I enjoyed most of Chejfec’s dissertation, but I wish he had expanded even more on the autobiographical aspects of this essay, where I felt the writing was most luminous.

I have enthusiastically followed the work of Puerto Rican poet Nicole Cecilia Delgado. 

Her latest book Adjacent Islands (Ugly Duckling Presse, £15), translated by poet Urayoan Noel, is one of Delgado’s “camping books” that she wrote “to record specific experiences observing the body in space.”

Delgado spent a few days camping in the Isla de mona (Amona), the third-largest island of the Puerto Rican archipelago.

The collection is divided into sections by day and written with a language that is simple yet powerful, revealing a place and a history under constant threat. 

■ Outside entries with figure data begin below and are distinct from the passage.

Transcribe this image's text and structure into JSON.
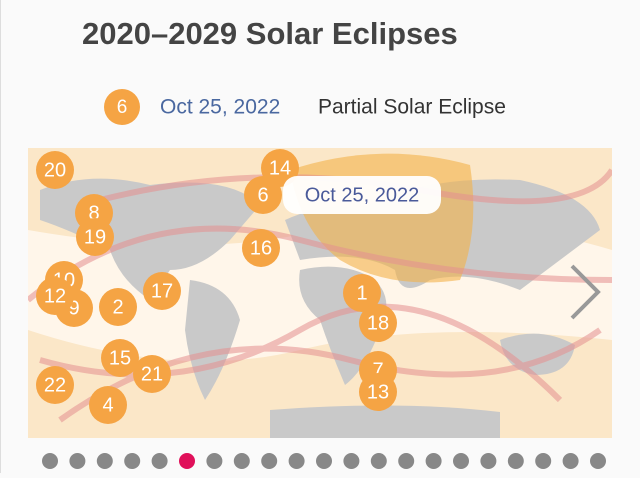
{
  "header": {
    "title": "2020–2029 Solar Eclipses"
  },
  "selected": {
    "number": "6",
    "date": "Oct 25, 2022",
    "kind": "Partial Solar Eclipse"
  },
  "map": {
    "tooltip": "Oct 25, 2022",
    "markers": [
      "20",
      "14",
      "6",
      "8",
      "19",
      "16",
      "10",
      "9",
      "12",
      "2",
      "17",
      "1",
      "18",
      "15",
      "21",
      "22",
      "4",
      "7",
      "13"
    ]
  }
}
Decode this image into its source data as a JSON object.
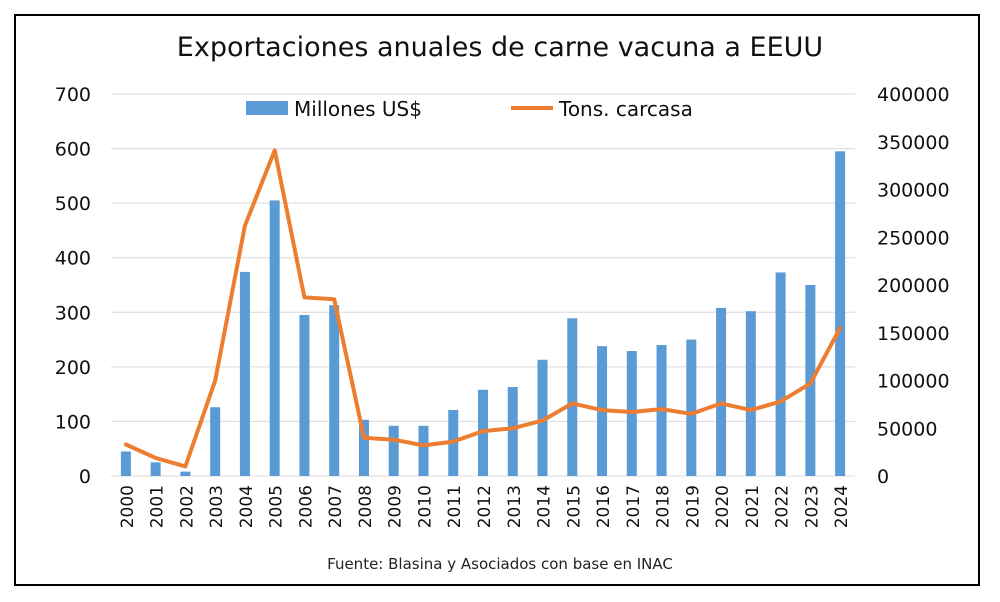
{
  "chart_data": {
    "type": "bar",
    "title": "Exportaciones anuales de carne vacuna a EEUU",
    "source": "Fuente: Blasina y Asociados con base en INAC",
    "categories": [
      "2000",
      "2001",
      "2002",
      "2003",
      "2004",
      "2005",
      "2006",
      "2007",
      "2008",
      "2009",
      "2010",
      "2011",
      "2012",
      "2013",
      "2014",
      "2015",
      "2016",
      "2017",
      "2018",
      "2019",
      "2020",
      "2021",
      "2022",
      "2023",
      "2024"
    ],
    "series": [
      {
        "name": "Millones US$",
        "type": "bar",
        "axis": "left",
        "color": "#5B9BD5",
        "values": [
          45,
          25,
          8,
          126,
          374,
          505,
          295,
          313,
          103,
          92,
          92,
          121,
          158,
          163,
          213,
          289,
          238,
          229,
          240,
          250,
          308,
          302,
          373,
          350,
          595
        ]
      },
      {
        "name": "Tons. carcasa",
        "type": "line",
        "axis": "right",
        "color": "#ED7D31",
        "values": [
          33000,
          19000,
          10000,
          100000,
          262000,
          341000,
          187000,
          185000,
          40000,
          38000,
          32000,
          36000,
          47000,
          50000,
          58000,
          76000,
          69000,
          67000,
          70000,
          65000,
          76000,
          69000,
          78000,
          97000,
          155000
        ]
      }
    ],
    "y_left": {
      "min": 0,
      "max": 700,
      "ticks": [
        "0",
        "100",
        "200",
        "300",
        "400",
        "500",
        "600",
        "700"
      ]
    },
    "y_right": {
      "min": 0,
      "max": 400000,
      "ticks": [
        "0",
        "50000",
        "100000",
        "150000",
        "200000",
        "250000",
        "300000",
        "350000",
        "400000"
      ]
    },
    "grid": true,
    "legend_position": "top"
  }
}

“Day 4, Wednesday, July 3/ I walk on countless cacti./ The island is this./ The trace of blood hunters leave behind/at season’s end,/ the garbage spewing from our rivers —/ paradise is polluted and we/ look the other way./ In Cueva de Lirio now,/ why does it have that name?”

A communal force inspires these few poems — they are as political as rebellious, looking at the untranslatable poetry of indigenous communities of Puerto Rico, among them the Taino.

In a letter to Noel, Delgado explains: “Over the past weeks, I’ve returned to thinking about the Taino and Taino-ness as a space of current political struggles and about the folx who are reclaiming indigenous rights in Puerto Rico, where we’ve bought into the lie of the root extinction of indigenous populations.” 

Through her “camping poetry” experience, Delgado uncovers an island and its struggles as a space of hope: “Suddenly, one last vision/ of the beach and cave/ that were also/ our home.”